TRANQUILLE SUR SA VIE MENTALE
Beaucoup de gens entretiennent une relation frustrée avec leur attention,
parce qu’ils pensent qu’elle devrait leur obéir au doigt et à l’œil, mais ce
n’est pas si simple. Comme le corps, l’attention est contrainte par la biologie
et a donc aussi des limites, mais comme elles ne se voient pas, elles sont
plus difficiles à admettre que celles qui nous empêchent de courir le cent
mètres en trois secondes. Mais posez simplement vos deux index sur une
table et essayez de basculer attentivement votre attention d’un doigt à
l’autre, en vous concentrant sur le contact avec la table à chaque fois :
remarquez-vous que cette bascule n’est pas immédiate ? Elle prend un peu
de temps, tout comme le passage de la perception de la jeune femme à
celle de la vieille femme. On ne peut donc pas faire ce qu’on veut avec son
attention, même si on le veut très fort.
C’est un peu comme avec un poney, finalement. Quiconque est déjà monté
sur un poney sait qu’il est beaucoup plus facile de le diriger avec des
petites touches régulières et intelligentes, plutôt que par la force brute. Pour
amener son poney ou son attention là où on le souhaite, il faut d’abord
apprendre à les connaître. Il faut exercer une maîtrise douce, qui prend en
compte la manière dont l’attention réagit : ce qu’elle « aime », ce qu’elle
« n’aime pas », ses mouvements spontanés… car la sacro-sainte volonté
n’est pas d’une très grande aide.
J’aime bien dresser un parallèle avec l’alimentation, qui est devenue une
obsession de nos jours, à travers toute une série de régimes pour contrôler
ce qui entre dans son ventre. Quand on est assis dans le métro avec un
gros écran sous les yeux, cet écran a bien été posé là pour donner à
manger à notre cerveau ! On peut donc parler de « mentalimentation » pour
désigner l’attention, et soigner notre mentalimentation au moins autant que
notre alimentation ! Mais c’est plus facile à dire qu’à faire tant qu’on ne sait
pas contrôler les mouvements de sa fourchette… Voilà pourquoi il faut
commencer par apprendre à maîtriser son attention et, donc, par la
comprendre.
Je peux expliquer à partir d’exemples pourquoi l’attention peut
totalement changer ce qu’on perçoit du monde et de soi-même.
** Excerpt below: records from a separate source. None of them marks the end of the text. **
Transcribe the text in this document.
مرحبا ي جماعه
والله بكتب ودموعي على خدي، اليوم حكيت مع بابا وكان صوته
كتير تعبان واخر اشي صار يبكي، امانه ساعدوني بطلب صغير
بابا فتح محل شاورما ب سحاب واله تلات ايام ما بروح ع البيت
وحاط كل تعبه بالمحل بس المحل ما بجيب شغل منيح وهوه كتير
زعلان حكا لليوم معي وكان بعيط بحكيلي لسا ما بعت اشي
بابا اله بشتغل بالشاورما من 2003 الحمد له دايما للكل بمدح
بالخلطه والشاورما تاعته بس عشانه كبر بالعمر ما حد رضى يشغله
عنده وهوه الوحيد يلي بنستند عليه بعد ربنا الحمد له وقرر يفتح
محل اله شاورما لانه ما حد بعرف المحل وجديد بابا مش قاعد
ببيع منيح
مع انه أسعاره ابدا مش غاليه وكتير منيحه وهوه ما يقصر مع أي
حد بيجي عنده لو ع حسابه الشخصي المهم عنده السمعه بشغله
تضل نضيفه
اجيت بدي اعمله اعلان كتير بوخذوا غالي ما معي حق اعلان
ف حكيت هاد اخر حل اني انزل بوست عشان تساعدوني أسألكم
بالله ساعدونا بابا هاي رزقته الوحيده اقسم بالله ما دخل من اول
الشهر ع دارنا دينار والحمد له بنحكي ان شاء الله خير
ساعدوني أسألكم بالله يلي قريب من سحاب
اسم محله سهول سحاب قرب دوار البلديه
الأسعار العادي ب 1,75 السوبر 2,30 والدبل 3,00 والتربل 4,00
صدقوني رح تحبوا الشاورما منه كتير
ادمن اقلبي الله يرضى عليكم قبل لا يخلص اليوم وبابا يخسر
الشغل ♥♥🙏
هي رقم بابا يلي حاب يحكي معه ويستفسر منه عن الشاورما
Je peux
expliquer cet effet et le rôle de l’attention en m’aidant de la métaphore du
Samu et des détecteurs.
J’ai compris l’importance de bien choisir ma cible et l’impact que
cela peut avoir sur mon rapport au monde. J’ai compris l’intérêt d’une
bonne maîtrise de l’attention. J’ai aussi compris pourquoi il m’arrive de
remarquer des choses auxquelles je ne faisais pas forcément attention
juste avant, mais j’ai compris les limites de cette forme de perception
périphérique.
Voir les choses en grand
– Oui, mais tu vois la différence ? Quand les deux billes sont rouges au
milieu de billes bleues, ton cerveau peut très facilement les regrouper en les
distinguant des autres. Et tu peux y faire attention globalement. Tu
comprends ?
– Oui, là, c’est simple. Mais comment mon cerveau sait s’il peut
regrouper plusieurs objets, j’ai toujours pas compris.
– Il le sait, c’est tout.
– Super, ça m’aide beaucoup.
– Non, mais je ne plaisante pas. Il y a une maladie très bizarre qui
s’appelle la simultagnosie*. La simultagnosie, c’est une incapacité à voir
deux objets en même temps. En gros, si tu mets une assiette et un verre
l’un à côté de l’autre devant une personne qui a ce trouble, elle voit
soit le verre, soit l’assiette. Si son attention est braquée sur le verre,
elle peut très bien te dire qu’il n’y a pas d’assiette sur la table.
– Un peu comme moi avec le gorille ? J’ai quoi, une agorillie ? Je peux
pas voir les gorilles ?
– Non, mais pour elle, il n’y a vraiment rien à côté du verre.
Apparemment, c’est comme si elle ne voyait que ce à quoi elle fait
attention, comme si tout le reste avait disparu.
– C’est horrible, elle peut rien faire de sa vie !
– C’est très invalidant, en effet. Mais c’est encore plus bizarre que ça
en a l’air : si tu dessines sur une feuille deux cercles, elle n’en voit
qu’un seul à la fois, tu es d’accord ? [Il dessine deux cercles.]
– Oui, du coup.
– Mais si tu les relies par un petit trait… tout d’un coup, elle voit les
deux. Magique !
– Quoi ! ?
« Elle voit une sorte d’haltère, et c’est un seul objet. »
– Eh oui, elle voit une sorte d’haltère, et c’est un seul objet. Donc
comme je te disais : le cerveau sait très bien si plusieurs choses
ensemble forment vraiment un seul objet.
– C’est du délire !
– Et pourtant, c’est comme ça.
– Bon, mais pour moi qui n’ai pas de sinul…
– Simultagnosie.
– Oui, ça me sert à quoi concrètement tout ce que tu m’as expliqué ?
Je dis pas que c’est pas intéressant, mais…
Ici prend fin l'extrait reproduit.